READ MORE: Driving offence codes explained
Is it legal to not wear a seatbelt?
There are few occasions where it’s okay to not wear a seatbelt. These include:
when you’re reversing.
if you’re in a police, fire or rescue vehicle.
if your car was built without seatbelts, no children under three years old are present and children over three years old are sat in the back.
You can check out the full list on GOV.UK.
Outside of these specific circumstances, you and all passengers must be properly restrained in the car. Failing to do so is not only dangerous, but could land you with a fine of up to £500.
That includes other adults, children and pets, so make sure everyone buckles up before you set off.
Is it illegal to drive with a dirty number plate?
There are strict rules around number plates and how they’re displayed. If your car’s number plate is missing, displayed incorrectly or obscured, you could face a fine of £1,000.
What’s more, this is also a valid reason for your car to fail its MOT, potentially leaving you even more out of pocket.

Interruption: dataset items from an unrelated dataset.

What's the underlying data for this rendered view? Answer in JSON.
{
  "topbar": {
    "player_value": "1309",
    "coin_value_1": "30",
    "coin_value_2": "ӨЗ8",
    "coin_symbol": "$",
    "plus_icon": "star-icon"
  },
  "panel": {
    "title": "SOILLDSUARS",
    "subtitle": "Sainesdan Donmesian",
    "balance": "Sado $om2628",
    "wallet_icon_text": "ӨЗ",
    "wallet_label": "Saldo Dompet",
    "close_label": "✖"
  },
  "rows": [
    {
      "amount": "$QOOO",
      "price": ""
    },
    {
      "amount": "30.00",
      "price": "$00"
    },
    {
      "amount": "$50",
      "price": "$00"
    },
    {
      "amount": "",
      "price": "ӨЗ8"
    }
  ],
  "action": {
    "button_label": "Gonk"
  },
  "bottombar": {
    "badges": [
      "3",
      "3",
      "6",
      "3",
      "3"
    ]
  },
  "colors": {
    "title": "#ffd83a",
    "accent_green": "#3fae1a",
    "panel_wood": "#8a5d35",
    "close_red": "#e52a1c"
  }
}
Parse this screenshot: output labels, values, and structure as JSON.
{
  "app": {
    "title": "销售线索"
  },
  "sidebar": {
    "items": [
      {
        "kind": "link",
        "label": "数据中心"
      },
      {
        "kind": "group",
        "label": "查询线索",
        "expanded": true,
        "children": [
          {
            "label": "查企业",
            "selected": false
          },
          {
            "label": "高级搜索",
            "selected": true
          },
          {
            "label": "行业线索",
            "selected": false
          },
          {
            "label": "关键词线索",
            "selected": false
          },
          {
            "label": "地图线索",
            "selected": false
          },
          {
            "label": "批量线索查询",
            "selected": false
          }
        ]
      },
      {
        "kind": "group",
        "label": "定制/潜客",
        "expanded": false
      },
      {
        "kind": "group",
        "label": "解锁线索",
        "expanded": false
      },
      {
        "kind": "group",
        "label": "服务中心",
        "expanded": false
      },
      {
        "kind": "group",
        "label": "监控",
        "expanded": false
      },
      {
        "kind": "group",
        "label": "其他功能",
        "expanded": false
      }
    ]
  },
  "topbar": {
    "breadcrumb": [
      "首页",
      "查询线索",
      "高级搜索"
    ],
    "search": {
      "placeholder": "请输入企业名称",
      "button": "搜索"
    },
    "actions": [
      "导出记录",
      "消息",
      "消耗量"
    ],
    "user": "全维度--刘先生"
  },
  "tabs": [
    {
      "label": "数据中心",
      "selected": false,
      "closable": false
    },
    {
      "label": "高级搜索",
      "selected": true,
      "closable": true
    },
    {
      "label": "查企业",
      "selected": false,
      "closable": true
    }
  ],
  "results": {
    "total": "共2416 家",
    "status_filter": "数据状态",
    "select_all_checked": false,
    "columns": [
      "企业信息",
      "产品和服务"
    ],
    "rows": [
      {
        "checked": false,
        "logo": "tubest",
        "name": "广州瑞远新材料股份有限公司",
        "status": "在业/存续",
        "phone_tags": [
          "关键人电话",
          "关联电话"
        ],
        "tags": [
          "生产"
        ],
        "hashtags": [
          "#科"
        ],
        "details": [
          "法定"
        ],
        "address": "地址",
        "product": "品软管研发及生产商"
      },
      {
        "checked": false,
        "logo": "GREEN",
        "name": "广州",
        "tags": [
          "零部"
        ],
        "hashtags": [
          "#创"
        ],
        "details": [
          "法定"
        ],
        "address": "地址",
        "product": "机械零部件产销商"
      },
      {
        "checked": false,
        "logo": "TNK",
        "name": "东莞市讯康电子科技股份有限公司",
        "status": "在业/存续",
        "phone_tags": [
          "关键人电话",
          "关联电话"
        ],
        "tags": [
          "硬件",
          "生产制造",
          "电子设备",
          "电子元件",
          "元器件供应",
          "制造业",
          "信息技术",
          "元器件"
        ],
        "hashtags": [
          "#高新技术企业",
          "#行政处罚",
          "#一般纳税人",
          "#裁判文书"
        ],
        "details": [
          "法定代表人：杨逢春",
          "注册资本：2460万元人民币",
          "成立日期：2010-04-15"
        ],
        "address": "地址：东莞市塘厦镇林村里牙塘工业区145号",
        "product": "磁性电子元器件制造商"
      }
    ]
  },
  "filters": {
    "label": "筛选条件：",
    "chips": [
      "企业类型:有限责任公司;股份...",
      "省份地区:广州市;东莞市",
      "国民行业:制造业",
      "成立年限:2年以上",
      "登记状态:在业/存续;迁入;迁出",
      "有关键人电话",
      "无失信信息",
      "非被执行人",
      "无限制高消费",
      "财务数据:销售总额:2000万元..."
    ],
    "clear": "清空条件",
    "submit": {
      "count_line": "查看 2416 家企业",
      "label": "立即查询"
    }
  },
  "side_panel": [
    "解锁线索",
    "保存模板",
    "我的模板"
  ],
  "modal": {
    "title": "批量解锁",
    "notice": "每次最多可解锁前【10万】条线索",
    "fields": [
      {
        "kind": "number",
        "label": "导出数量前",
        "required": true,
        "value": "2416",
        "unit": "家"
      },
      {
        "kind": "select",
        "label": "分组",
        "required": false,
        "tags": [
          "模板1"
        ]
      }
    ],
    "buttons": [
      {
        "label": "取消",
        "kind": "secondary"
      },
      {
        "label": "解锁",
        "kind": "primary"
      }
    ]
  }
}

Is it legal to ask passengers for money?
Asking your mate for a tenner towards the cost of petrol is perfectly acceptable.
However, if you’re moonlighting as an unofficial taxi service, then that’s a big no-no.
There are two implications here.
If you’re making a profit from driving people around, that’s considered ‘hire and reward’ by insurers. Unless you have proper cover in place, your car insurance policy could be made invalid.
Also, you could be considered to be ‘operating a taxi without a licence’, which carries a fine of up to £2,500 and automatically invalidates your driving licence.